Andersson B, Lomsky M, Waagstein F
Wallenberg Laboratory for Cardiovascular Research, Salgrenska Sjukhuset, University of Göteborg, Sweden.
Eur Heart J. 1993 Oct;14(10):1375-85. doi: 10.1093/eurheartj/14.10.1375.
The present study was performed to find possible mechanisms linking the early effects of beta-blockade with the observed long-term effects in patients with heart failure. In 57 patients with heart failure, 13 +/- 3.1 mg of metoprolol was given intravenously. The patients were investigated by invasive haemodynamics (n = 34), including collection of myocardial metabolic data during atrial pacing stress (n = 16), by radionuclide angiography during physiological atrial pacing (n = 13), and by a bedside evaluation (n = 10). Diastolic function, measured by early peak filling rate, followed changes in heart rate, but was similar when heart rate was held constant by atrial pacing before and after beta-blockade.
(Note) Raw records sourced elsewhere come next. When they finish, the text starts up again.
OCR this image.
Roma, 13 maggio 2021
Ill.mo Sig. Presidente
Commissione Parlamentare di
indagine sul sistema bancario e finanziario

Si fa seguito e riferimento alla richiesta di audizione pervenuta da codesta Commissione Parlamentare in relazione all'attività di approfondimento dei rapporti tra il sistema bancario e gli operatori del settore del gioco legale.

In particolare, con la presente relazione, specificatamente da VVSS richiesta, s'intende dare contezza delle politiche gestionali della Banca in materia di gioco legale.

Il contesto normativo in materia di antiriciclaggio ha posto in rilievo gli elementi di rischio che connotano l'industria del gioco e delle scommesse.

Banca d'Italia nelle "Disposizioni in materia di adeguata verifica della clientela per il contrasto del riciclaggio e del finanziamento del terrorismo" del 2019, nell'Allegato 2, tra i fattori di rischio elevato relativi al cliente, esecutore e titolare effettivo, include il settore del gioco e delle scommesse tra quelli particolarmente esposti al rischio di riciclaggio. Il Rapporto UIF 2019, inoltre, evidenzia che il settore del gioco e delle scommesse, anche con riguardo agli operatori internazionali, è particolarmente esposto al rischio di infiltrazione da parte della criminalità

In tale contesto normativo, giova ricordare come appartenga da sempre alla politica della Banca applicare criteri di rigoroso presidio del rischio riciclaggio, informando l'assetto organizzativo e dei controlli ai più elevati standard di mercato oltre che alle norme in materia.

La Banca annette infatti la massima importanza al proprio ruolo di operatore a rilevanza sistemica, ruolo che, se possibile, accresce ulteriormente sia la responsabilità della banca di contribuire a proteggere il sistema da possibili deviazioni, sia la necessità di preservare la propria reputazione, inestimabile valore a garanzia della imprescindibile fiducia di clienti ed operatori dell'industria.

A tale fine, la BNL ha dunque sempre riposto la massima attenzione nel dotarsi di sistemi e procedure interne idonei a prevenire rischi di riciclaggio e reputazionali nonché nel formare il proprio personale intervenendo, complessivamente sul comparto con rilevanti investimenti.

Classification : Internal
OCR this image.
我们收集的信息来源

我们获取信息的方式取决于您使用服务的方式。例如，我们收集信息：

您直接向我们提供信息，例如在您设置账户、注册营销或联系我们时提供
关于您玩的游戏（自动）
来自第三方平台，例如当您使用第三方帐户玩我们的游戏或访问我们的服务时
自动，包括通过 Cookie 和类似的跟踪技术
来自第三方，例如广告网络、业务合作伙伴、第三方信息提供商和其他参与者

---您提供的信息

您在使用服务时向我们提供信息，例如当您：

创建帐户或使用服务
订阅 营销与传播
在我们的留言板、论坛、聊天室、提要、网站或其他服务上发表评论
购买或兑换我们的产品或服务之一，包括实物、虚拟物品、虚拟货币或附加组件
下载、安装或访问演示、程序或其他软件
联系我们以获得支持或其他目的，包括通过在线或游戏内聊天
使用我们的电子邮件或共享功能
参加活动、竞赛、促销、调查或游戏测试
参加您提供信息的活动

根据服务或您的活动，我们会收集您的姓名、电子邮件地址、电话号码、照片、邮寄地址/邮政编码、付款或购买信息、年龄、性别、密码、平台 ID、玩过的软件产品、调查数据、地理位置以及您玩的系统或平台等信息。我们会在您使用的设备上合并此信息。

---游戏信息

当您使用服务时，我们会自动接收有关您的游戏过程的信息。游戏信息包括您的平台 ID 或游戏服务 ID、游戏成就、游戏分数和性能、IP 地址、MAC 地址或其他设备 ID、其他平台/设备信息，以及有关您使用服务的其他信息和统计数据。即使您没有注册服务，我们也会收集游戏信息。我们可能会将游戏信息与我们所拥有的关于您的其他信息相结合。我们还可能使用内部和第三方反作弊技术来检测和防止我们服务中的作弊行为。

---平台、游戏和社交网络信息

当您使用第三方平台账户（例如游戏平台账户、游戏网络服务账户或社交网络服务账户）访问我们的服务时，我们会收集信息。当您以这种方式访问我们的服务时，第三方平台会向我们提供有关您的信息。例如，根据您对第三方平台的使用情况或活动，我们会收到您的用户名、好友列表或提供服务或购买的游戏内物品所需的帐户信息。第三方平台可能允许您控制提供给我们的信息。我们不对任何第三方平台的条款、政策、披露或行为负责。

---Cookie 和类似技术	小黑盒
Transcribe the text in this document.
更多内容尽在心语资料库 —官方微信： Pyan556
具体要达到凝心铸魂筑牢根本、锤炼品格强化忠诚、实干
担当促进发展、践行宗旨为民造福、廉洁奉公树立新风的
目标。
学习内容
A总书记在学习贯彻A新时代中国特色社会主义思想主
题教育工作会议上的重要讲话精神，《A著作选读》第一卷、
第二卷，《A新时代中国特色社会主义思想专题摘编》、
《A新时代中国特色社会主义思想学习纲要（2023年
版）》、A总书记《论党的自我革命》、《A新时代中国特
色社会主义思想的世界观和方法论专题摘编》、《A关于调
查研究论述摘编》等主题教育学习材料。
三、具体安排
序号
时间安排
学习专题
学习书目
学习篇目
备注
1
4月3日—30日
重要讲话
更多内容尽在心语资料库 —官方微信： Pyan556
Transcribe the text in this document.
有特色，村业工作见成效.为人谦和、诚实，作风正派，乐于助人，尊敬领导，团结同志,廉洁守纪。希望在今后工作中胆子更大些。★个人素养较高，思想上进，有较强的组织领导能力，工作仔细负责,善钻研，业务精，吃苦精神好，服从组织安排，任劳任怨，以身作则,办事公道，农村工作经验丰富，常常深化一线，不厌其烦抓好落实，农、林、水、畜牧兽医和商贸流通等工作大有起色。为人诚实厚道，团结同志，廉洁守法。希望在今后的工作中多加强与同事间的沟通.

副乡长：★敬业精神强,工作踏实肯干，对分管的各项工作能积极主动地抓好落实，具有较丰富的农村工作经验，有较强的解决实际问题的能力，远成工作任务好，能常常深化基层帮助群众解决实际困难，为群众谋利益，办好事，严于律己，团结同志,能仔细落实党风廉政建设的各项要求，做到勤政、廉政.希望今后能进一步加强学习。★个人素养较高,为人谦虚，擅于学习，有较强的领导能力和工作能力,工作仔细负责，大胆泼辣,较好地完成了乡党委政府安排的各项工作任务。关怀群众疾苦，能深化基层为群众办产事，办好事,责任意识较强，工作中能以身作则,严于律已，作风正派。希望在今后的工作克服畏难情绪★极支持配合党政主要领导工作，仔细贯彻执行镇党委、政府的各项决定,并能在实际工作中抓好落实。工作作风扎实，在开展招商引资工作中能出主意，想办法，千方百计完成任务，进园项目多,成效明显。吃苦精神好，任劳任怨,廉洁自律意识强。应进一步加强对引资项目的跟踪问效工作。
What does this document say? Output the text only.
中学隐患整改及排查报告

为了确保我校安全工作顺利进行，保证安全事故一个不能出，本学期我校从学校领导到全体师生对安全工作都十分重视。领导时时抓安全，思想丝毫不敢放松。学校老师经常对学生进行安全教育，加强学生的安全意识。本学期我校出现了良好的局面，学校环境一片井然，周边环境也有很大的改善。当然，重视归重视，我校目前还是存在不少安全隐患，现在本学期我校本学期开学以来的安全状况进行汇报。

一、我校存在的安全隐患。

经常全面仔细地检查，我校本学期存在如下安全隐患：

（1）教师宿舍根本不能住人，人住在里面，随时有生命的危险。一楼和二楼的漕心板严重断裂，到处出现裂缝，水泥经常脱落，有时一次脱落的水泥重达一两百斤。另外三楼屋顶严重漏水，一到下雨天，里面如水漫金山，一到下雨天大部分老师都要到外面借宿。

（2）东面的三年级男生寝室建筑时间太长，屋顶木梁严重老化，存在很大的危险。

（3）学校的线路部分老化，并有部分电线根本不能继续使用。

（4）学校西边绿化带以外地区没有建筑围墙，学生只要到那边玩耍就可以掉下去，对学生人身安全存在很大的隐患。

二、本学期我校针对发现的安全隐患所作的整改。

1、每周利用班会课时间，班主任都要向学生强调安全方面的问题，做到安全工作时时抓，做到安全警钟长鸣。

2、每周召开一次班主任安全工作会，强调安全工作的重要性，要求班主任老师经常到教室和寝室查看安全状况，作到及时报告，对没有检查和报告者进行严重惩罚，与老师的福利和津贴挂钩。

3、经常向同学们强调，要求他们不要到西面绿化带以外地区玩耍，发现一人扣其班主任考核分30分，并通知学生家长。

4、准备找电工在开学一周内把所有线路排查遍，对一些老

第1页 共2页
Following beta-blockade and slower heart rates, diastolic filling volumes were redistributed to late diastole. Metoprolol induced a parallel decrease in coronary sinus flow and myocardial oxygen consumption. Myocardial oxygen consumption following beta-blockade decreased both during spontaneous rhythm (25 +/- 15 to 16 +/- 8.8 ml min-1; P = 0.006), and during atrial pacing stress (30 +/- 13 to 23 +/- 11 ml.min-1; P = 0.004). Cardiac index decreased owing to reduction of heart rate (2.3 +/- 1.0 to 1.9 +/- 0.64 l.min-1.m2; P = 0.0003), while left ventricular filling pressure was unchanged. Ejection fraction and ventricular volumes were unaltered following atrial pacing or beta-blockade. There was a reflex increase in noradrenaline concentration after beta-blockade injection (0.96 +/- 0.66 to 1.20 +/- 0.91 nmol.l-1; P = 0.002), whereas myocardial noradrenaline overflow was unchanged. There was a trend towards an increase in myocardial lactate consumption after beta-blockade administration during atrial pacing stress. It is suggested that the surprisingly good tolerability seen after acute administration of beta-blockers to patients with severe heart failure may be explained by prolongation of the diastolic filling phase, which outweighs the negative inotropic effects. The reduced myocardial metabolic demand may allow the failing myocardium to recover and explain the excellent long-term effect on heart function following beta-blockade treatment.
本研究旨在探寻β受体阻滞剂早期效应与心力衰竭患者所观察到的长期效应之间可能的关联机制。对57例心力衰竭患者静脉注射13±3.1毫克美托洛尔。通过有创血流动力学检查(n = 34)对患者进行研究,包括在心房起搏应激期间收集心肌代谢数据(n = 16),通过生理性心房起搏期间的放射性核素血管造影(n = 13)以及床边评估(n = 10)。以早期峰值充盈率测量的舒张功能随心率变化,但在β受体阻滞剂前后通过心房起搏使心率保持恒定时则相似。在β受体阻滞剂治疗且心率减慢后,舒张期充盈量重新分布至舒张晚期。美托洛尔使冠状窦血流和心肌氧耗平行降低。β受体阻滞剂治疗后,在自主心律期间(从25±15降至16±8.8毫升·分钟-1;P = 0.006)以及在心房起搏应激期间(从30±13降至23±11毫升·分钟-1;P = 0.004)心肌氧耗均降低。由于心率降低,心脏指数下降(从2.3±1.0降至1.9±0.64升·分钟-1·平方米;P = 0.0003),而左心室充盈压未改变。心房起搏或β受体阻滞剂治疗后射血分数和心室容积未改变。注射β受体阻滞剂后去甲肾上腺素浓度有反射性升高(从0.96±0.66升至1.20±0.91纳摩尔·升-1;P = 0.002),而心肌去甲肾上腺素溢出未改变。在心房起搏应激期间给予β受体阻滞剂后,心肌乳酸消耗有增加趋势。提示对重度心力衰竭患者急性给予β受体阻滞剂后所观察到的惊人良好耐受性,可能是由于舒张期充盈期延长,这一作用超过了负性肌力作用。心肌代谢需求降低可能使衰竭心肌得以恢复,并解释了β受体阻滞剂治疗后对心脏功能的出色长期效果。